Felicia Mutterer: Qual é a sua situação pessoal: Como se desenvolveu a sua agilidade e você também alcançou um novo nível?

Martin Stillger: Alcancei, também me surpreendi de como ágil posso ser e de que forma virtual posso trabalhar. Penso que faz uma diferença, se você trabalha voluntariamente no Home Office e pode estruturar o seu dia, ou se você é obrigado a trabalhar no Home Office. Na minha opinião, isso é algo completamente diferente. E eu gosto de olhar no rosto das pessoas e perceber os seus sentimentos e suas reações. Isso é um feedback importante para mim no meu trabalho e para as minhas ações e eu percebi que isso é incrivelmente difícil nas teleconferências e até nas videoconferências e que algo me falta. Mas a gente aprende a lidar com isso, só é diferente.

E, como já disse, atualmente as mudanças são mais rápidas do que eu pensava e depois da crise o Martin Stillger também vai ser outro do que antes da crise. Particularmente no que se refere aos métodos de trabalho e como lido com eles. Também tentei explicar isso aos meus colaboradores, discutir com os meus colegas. Temos diálogos pessoais interessantes sobre sentimentos de pessoas em determinadas situações. Mas um sinal da maturidade de uma organização também é que podemos compartilhar, intercambiar, receber dicas de outro sobre como lidar com isso. E isso também é algo valioso que posso levar comigo.

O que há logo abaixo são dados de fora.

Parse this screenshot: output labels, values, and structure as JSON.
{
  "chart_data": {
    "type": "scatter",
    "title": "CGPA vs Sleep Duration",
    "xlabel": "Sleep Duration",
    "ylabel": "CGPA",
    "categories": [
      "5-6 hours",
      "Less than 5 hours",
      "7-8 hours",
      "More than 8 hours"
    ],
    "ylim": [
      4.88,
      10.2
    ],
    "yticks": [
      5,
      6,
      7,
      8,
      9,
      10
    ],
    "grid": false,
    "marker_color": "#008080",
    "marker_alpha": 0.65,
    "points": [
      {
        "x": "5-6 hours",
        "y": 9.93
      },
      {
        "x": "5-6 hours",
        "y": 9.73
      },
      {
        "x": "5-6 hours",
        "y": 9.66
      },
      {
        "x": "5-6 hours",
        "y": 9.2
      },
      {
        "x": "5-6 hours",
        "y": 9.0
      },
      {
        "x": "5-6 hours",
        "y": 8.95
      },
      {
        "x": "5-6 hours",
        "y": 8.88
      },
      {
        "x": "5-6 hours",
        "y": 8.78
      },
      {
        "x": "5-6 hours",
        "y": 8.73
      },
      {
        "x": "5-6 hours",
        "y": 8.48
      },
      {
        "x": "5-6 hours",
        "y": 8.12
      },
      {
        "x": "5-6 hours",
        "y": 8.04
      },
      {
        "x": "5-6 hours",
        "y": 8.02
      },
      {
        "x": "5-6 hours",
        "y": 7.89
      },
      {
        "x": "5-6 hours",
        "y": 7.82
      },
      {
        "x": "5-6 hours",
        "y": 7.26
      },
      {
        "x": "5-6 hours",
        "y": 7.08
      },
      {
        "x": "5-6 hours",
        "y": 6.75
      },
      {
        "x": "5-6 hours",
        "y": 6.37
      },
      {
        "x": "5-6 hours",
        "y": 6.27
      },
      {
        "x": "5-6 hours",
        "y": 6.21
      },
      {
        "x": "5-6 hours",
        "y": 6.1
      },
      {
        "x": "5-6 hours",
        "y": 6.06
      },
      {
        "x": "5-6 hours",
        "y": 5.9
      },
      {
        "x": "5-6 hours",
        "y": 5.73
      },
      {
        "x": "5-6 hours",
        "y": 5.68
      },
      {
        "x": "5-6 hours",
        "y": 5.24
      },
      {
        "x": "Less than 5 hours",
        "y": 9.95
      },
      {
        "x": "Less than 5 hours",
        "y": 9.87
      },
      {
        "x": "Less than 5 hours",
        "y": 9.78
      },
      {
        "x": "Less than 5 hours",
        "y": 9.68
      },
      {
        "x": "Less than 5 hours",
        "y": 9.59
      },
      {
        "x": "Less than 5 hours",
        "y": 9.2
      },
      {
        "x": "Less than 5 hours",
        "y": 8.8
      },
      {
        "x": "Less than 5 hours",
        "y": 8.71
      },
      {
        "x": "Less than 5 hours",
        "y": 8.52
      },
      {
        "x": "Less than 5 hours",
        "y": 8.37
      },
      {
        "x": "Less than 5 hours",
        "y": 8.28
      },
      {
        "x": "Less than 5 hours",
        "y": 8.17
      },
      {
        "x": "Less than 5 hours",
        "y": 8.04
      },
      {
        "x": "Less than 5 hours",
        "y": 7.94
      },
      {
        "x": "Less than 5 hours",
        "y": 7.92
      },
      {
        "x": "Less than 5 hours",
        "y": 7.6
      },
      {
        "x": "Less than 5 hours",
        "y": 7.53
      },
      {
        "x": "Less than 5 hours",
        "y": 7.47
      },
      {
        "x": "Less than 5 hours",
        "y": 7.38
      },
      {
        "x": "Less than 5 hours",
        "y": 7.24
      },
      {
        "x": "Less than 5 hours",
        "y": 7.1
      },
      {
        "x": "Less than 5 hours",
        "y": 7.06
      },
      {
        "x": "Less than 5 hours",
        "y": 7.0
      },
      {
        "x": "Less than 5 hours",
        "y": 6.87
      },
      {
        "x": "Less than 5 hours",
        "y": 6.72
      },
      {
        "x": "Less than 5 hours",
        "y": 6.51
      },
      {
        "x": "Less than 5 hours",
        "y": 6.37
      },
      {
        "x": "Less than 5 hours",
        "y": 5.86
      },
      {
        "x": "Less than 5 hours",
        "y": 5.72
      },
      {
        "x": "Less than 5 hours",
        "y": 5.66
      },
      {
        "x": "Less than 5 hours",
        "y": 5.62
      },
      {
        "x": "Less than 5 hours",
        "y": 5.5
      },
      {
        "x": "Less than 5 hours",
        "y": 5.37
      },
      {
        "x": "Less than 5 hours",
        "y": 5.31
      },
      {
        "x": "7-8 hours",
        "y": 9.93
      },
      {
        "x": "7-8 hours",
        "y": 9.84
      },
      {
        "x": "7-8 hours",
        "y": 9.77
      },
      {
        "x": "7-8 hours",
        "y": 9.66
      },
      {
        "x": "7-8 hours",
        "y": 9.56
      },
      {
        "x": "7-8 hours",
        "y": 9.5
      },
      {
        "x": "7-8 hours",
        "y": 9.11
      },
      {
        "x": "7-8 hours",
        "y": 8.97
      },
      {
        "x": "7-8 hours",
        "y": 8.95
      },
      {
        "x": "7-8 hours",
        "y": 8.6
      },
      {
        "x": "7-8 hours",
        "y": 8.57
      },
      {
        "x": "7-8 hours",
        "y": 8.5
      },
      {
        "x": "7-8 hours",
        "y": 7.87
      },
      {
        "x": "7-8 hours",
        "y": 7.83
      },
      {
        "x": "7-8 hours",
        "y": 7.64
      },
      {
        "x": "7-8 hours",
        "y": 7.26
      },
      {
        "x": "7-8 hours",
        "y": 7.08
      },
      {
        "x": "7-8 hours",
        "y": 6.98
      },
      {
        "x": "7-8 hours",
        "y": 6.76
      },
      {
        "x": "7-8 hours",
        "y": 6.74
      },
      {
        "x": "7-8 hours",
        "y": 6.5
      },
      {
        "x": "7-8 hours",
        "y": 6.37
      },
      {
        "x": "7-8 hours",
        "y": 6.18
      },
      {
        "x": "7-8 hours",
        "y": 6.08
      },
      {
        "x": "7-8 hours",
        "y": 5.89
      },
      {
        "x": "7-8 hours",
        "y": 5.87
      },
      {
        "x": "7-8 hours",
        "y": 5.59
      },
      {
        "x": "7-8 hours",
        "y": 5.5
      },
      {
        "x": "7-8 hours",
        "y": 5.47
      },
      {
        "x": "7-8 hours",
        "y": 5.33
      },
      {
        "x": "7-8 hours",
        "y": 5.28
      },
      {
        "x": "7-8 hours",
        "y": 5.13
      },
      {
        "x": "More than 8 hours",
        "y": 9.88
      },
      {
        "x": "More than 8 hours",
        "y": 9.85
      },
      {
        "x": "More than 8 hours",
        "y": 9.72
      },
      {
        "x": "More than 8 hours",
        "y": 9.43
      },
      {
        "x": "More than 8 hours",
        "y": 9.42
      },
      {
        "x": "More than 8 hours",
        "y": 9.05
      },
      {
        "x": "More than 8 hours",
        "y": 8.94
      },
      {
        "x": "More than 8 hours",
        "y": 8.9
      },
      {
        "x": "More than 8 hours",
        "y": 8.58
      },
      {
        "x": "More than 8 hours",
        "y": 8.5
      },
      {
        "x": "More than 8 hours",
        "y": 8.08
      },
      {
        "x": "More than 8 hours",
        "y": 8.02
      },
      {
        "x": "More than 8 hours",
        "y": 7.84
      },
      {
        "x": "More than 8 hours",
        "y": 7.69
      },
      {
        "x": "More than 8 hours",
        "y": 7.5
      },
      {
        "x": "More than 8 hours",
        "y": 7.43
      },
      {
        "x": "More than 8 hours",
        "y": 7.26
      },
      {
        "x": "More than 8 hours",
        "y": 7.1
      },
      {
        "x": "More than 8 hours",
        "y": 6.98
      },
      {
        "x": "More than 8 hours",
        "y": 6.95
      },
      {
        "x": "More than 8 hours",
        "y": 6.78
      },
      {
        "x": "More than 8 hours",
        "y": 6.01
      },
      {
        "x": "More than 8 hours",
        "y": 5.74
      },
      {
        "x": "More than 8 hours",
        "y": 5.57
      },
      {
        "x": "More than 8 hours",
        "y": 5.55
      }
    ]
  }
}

Felicia Mutterer: Também só conversamos no telefone agora, nem sequer nos vimos, isso também foi um destes ”processos remotos”. Muito obrigada, Martin Stillger.

Martin Stillger: Obrigado, Senhora Mutterer.

Felicia Mutterer: Este foi o audiograma número 9 com Martin Stillger, o porta-voz da diretoria da thyssenkrupp Materials Services. Como toda a sua divisão, ele ficou mais ágil devido ao coronavírus – você também? Obrigada pela atenção. Até à próxima.